Effect of the Pseudopleuronectes americanus-derived Pleurocidin on DSS-induced Ulcerative colitis in mice and its preliminary molecular mechanisms

Pleurocidin is an antimicrobial peptide derived from the mucous membranes of the skin or intestinal secretions of Pseudopleuronectes americanus that has antimicrobial and immunomodulatory activities. Ulcerative colitis is recognized as a widespread human disease that may be influenced by environmental and genetic factors. Evidence emphasizes the critical role of the gut microbiota in UC. Synthetic Pleurocidin was analyzed by a combination of liquid chromatography and mass spectrometry. Pleurocidin pharmacological effects were evaluated by DAI score, colon histological score, cytokine levels, and tight junction protein expression in mice. The preliminary molecular mechanism was explored by the levels of key proteins in the NF-κB and MAPK inflammatory signaling pathways in colon tissues. The main analytical methods such as immunohistochemistry, immunofluorescence, enzyme-linked immunosorbent assay (ELISA), and Western blot were used. We then used 16S rRNA gene sequences to characterize the gut microbiota.
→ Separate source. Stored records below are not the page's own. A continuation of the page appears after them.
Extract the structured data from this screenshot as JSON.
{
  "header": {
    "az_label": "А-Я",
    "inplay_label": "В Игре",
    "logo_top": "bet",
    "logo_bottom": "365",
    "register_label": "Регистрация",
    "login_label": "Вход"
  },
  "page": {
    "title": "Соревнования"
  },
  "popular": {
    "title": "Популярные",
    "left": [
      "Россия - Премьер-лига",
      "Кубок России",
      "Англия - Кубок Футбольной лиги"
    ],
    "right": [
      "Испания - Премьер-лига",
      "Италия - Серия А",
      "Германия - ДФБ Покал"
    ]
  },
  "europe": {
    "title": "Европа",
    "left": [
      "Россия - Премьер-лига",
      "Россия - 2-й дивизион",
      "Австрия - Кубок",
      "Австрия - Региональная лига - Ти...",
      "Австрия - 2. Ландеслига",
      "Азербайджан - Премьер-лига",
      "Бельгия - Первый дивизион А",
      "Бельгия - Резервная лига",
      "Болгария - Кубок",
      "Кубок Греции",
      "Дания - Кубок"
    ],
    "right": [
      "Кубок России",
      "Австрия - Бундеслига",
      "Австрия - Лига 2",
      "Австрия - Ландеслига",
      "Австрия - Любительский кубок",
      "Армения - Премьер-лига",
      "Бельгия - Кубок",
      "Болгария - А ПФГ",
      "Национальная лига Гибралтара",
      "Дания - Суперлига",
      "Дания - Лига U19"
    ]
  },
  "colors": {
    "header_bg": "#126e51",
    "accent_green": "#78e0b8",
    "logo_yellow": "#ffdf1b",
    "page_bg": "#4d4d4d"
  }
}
Firstly, our study demonstrated that rectal injection of Pleurocidin at 5 mg/kg body weight alleviated clinical symptoms and colonic histopathological changes in UC mice caused by DSS. Secondly, Pleurocidin altered the abnormal levels of inflammatory and immune-related cytokines in serum, modulated the significant down-regulation of tight junction proteins, and inhibited the expression of NF-κB and MAPK inflammatory signaling pathway-related proteins. Finally, Pleurocidin can regulate gut microbiota, increase the relative abundance of beneficial bacteria and reduce the relative abundance of harmful bacteria. In conclusion, Pleurocidin alleviates UC symptoms in mice, and its effects on the gut microbiome may be potential pathways. It is providing a promising therapeutic option for UC.